Grünen Malaria-Erregern auf der Spur

Foto: Die Bewegung von Plasmodium Sporozoiten in der Haut

Dabei konnten die Forscher um Dr. Friedrich Frischknecht, Arbeitsgruppenleiter in der Abteilung Parasitologie des Hygieneinstituts des Universitätsklinikums Heidelberg, zeigen, dass innerhalb der ersten Stunde nach dem Mückenstich rund die Hälfte der übertragenen Parasiten aus den Hautschichten entweder in Blutgefäße oder in Lymphbahnen eindringt.

"Eine entscheidende Rolle bei der Malariaübertragung spielen die verschiedenen Bewegungsmuster des Eindringlings. Diese möchten wir genauer untersuchen und außerdem die Infektion quantitativ analysieren. Das bedeutet: Wie viele der Parasiten befinden sich zu welchem Zeitpunkt des Infektionszyklus wo?", erklärt Dr. Friedrich Frischknecht. "Für diesen Zweck benutzen wir genetisch veränderte Parasiten, denen ein Gen der Qualle Aequorea victoria eingeschleust wurde."

Dieses Gen lässt die Eindringlinge einen Eiweißstoff produzieren, der grün leuchtet, sobald man sie mit UV-Licht anstrahlt. Mittels Videomikroskopie können die Forscher dann den Weg der grün fluoreszierenden Parasiten im Körper lebender Stechmücken und Mäuse verfolgen und die unterschiedlichen Bewegungsformen untersuchen.
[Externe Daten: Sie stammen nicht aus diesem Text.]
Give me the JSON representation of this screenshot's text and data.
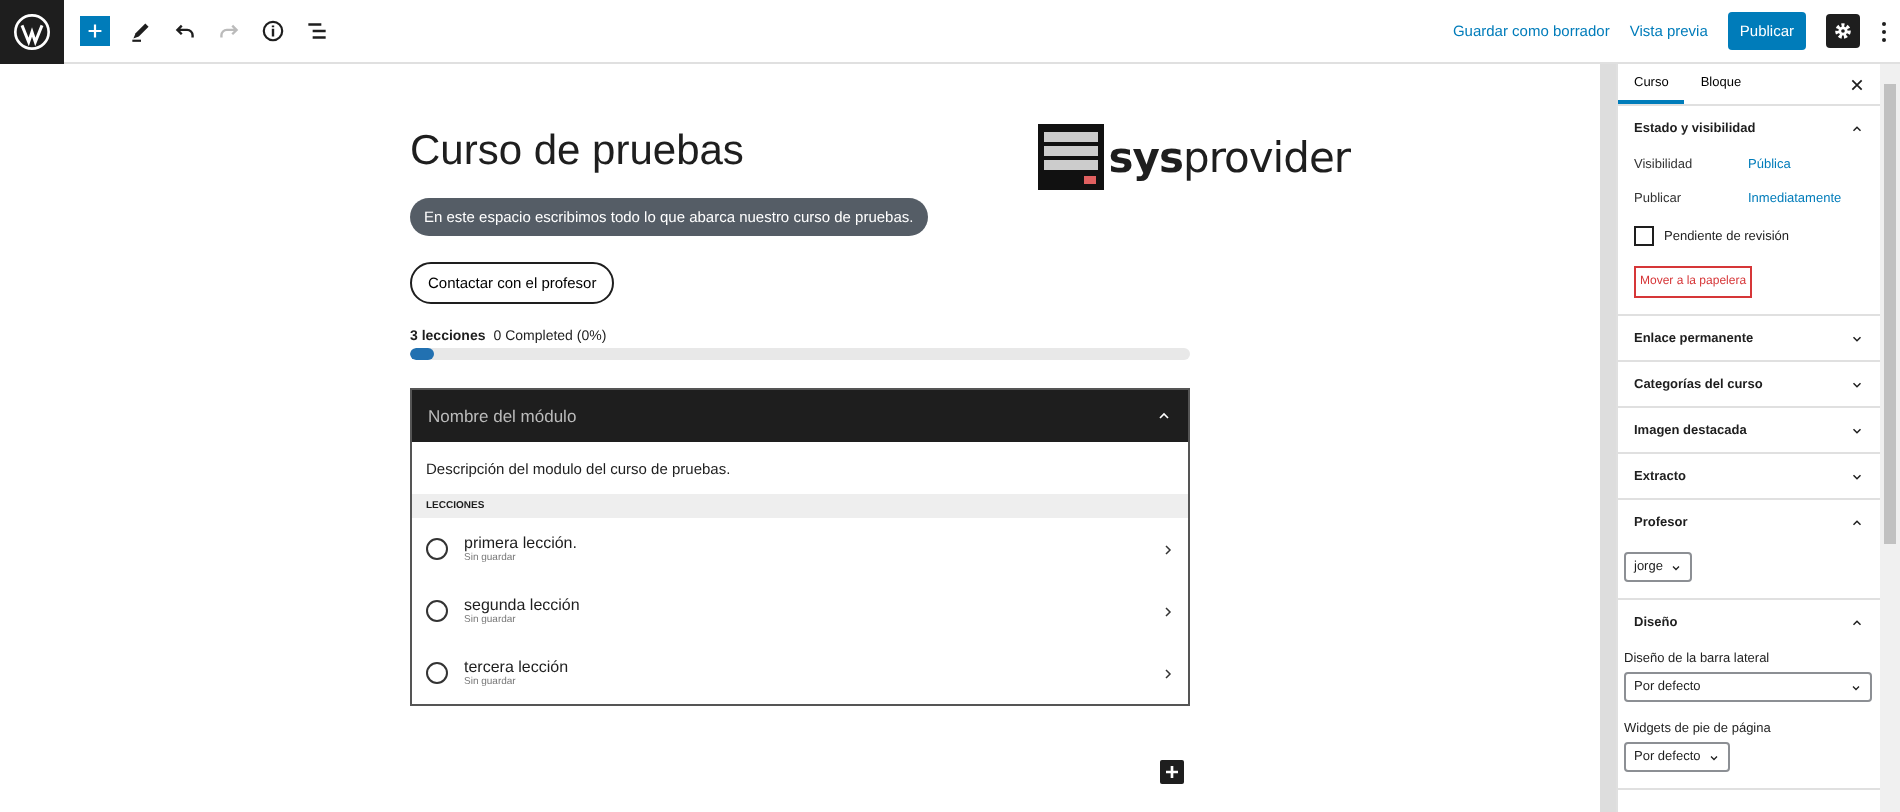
{
  "toolbar": {
    "tools": [
      {
        "kind": "add",
        "disabled": false
      },
      {
        "kind": "edit",
        "disabled": false
      },
      {
        "kind": "undo",
        "disabled": false
      },
      {
        "kind": "redo",
        "disabled": true
      },
      {
        "kind": "info",
        "disabled": false
      },
      {
        "kind": "outline",
        "disabled": false
      }
    ],
    "actions": [
      {
        "kind": "link",
        "label": "Guardar como borrador"
      },
      {
        "kind": "link",
        "label": "Vista previa"
      },
      {
        "kind": "primary",
        "label": "Publicar"
      }
    ]
  },
  "post": {
    "title": "Curso de pruebas",
    "logo": "**sys**provider",
    "description": "En este espacio escribimos todo lo que abarca nuestro curso de pruebas.",
    "contact_button": "Contactar con el profesor",
    "progress": {
      "lessons": "3 lecciones",
      "completed": "0 Completed (0%)",
      "level": 0.03
    },
    "module": {
      "title": "Nombre del módulo",
      "expanded": true,
      "description": "Descripción del modulo del curso de pruebas.",
      "lessons_heading": "LECCIONES",
      "lessons": [
        {
          "title": "primera lección.",
          "status": "Sin guardar",
          "completed": false
        },
        {
          "title": "segunda lección",
          "status": "Sin guardar",
          "completed": false
        },
        {
          "title": "tercera lección",
          "status": "Sin guardar",
          "completed": false
        }
      ]
    }
  },
  "sidebar": {
    "tabs": [
      {
        "label": "Curso",
        "selected": true
      },
      {
        "label": "Bloque",
        "selected": false
      }
    ],
    "panels": [
      {
        "title": "Estado y visibilidad",
        "expanded": true,
        "items": [
          {
            "kind": "row",
            "label": "Visibilidad",
            "value": "Pública"
          },
          {
            "kind": "row",
            "label": "Publicar",
            "value": "Inmediatamente"
          },
          {
            "kind": "checkbox",
            "label": "Pendiente de revisión",
            "checked": false
          },
          {
            "kind": "danger",
            "label": "Mover a la papelera"
          }
        ]
      },
      {
        "title": "Enlace permanente",
        "expanded": false
      },
      {
        "title": "Categorías del curso",
        "expanded": false
      },
      {
        "title": "Imagen destacada",
        "expanded": false
      },
      {
        "title": "Extracto",
        "expanded": false
      },
      {
        "title": "Profesor",
        "expanded": true,
        "items": [
          {
            "kind": "select",
            "value": "jorge",
            "wide": false
          }
        ]
      },
      {
        "title": "Diseño",
        "expanded": true,
        "items": [
          {
            "kind": "select",
            "label": "Diseño de la barra lateral",
            "value": "Por defecto",
            "wide": true
          },
          {
            "kind": "select",
            "label": "Widgets de pie de página",
            "value": "Por defecto",
            "wide": false
          }
        ]
      }
    ]
  }
}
"Wenn es uns gelingt, die Bewegung der Eindringlinge mit neuen Wirkstoffen zu hemmen, dann könnte man den Parasiten bereits in der Haut stoppen", blickt der Forscher in die Zukunft.
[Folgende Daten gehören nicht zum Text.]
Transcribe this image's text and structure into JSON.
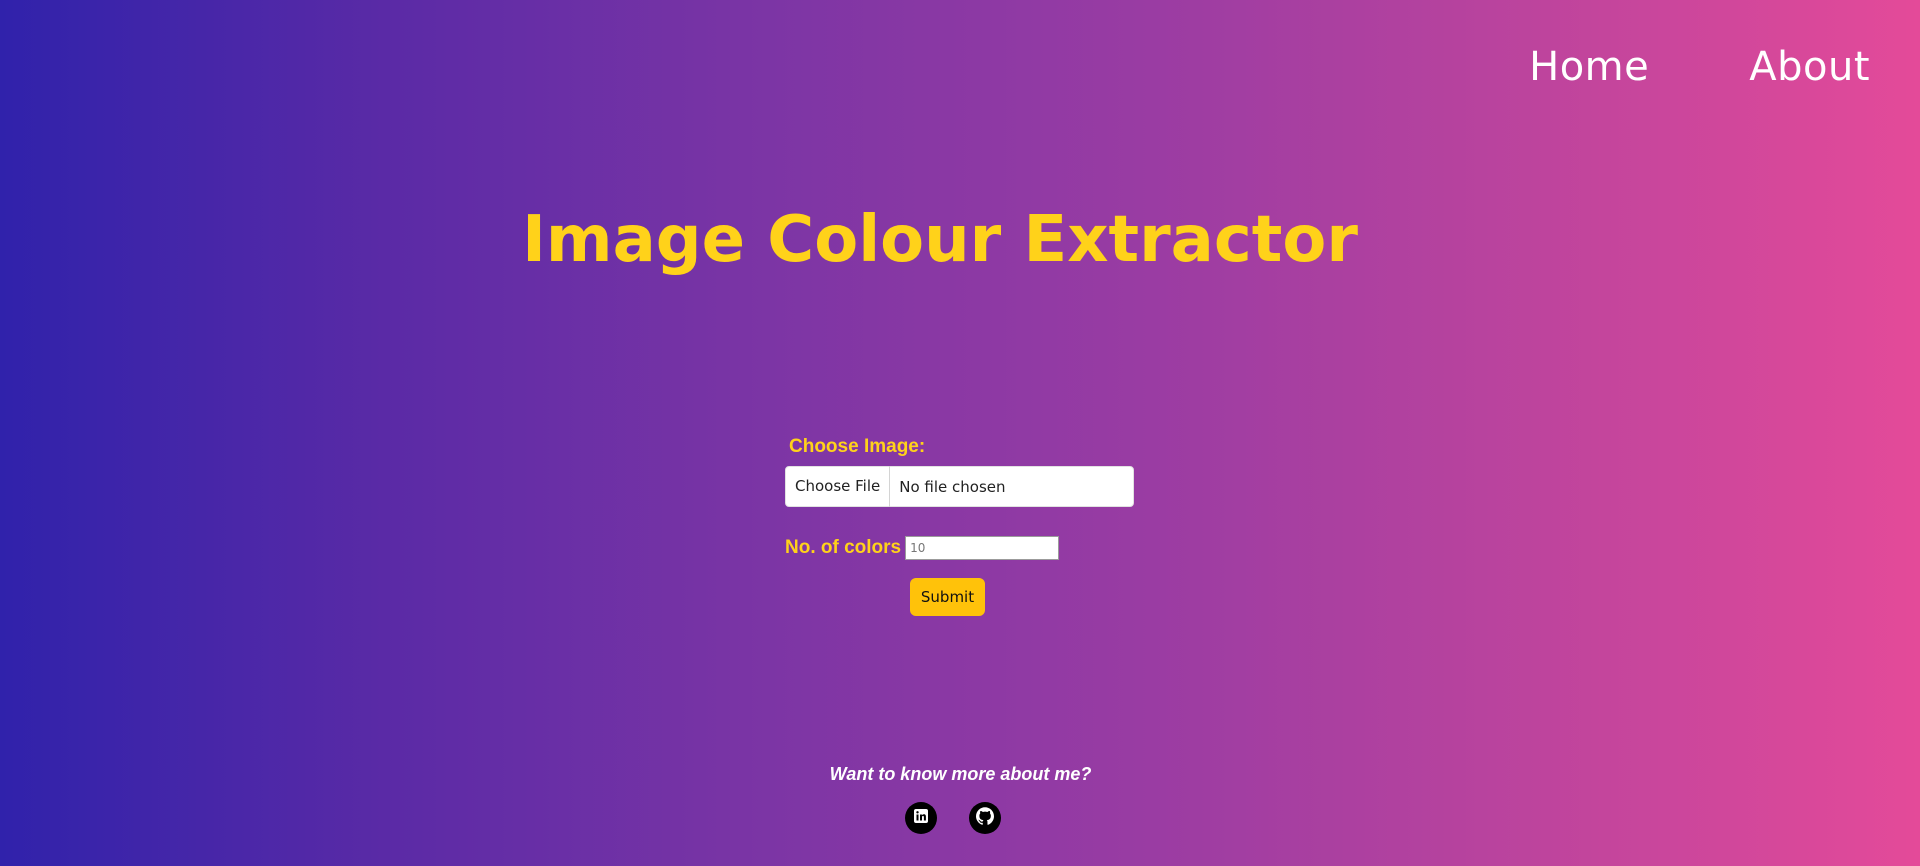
{
  "nav": {
    "home": "Home",
    "about": "About"
  },
  "title": "Image Colour Extractor",
  "form": {
    "choose_image_label": "Choose Image:",
    "choose_file_button": "Choose File",
    "file_status": "No file chosen",
    "colors_label": "No. of colors",
    "colors_value": "10",
    "submit_label": "Submit"
  },
  "footer": {
    "prompt": "Want to know more about me?",
    "socials": [
      {
        "name": "linkedin-icon"
      },
      {
        "name": "github-icon"
      }
    ]
  },
  "colors": {
    "accent": "#ffd21a",
    "button": "#ffc20a",
    "gradient_start": "#3022ab",
    "gradient_end": "#e44a99"
  }
}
Die Entdeckung, dass Malaria-Erreger über Lymphbahnen in die Lymphknoten wandern und dort zerstört werden, wirft mehr Fragen auf als sie beantwortet. Die Ergebnisse deuten darauf hin, dass im Lymphknoten eine Immunantwort des befallenen Körpers ausgelöst wird. Gelingt es den Forschern, weitere Erkenntnisse über diese köpereigene Abwehr zu erlangen, könnte dies die Entwicklung neuer Impfstoffe beeinflussen.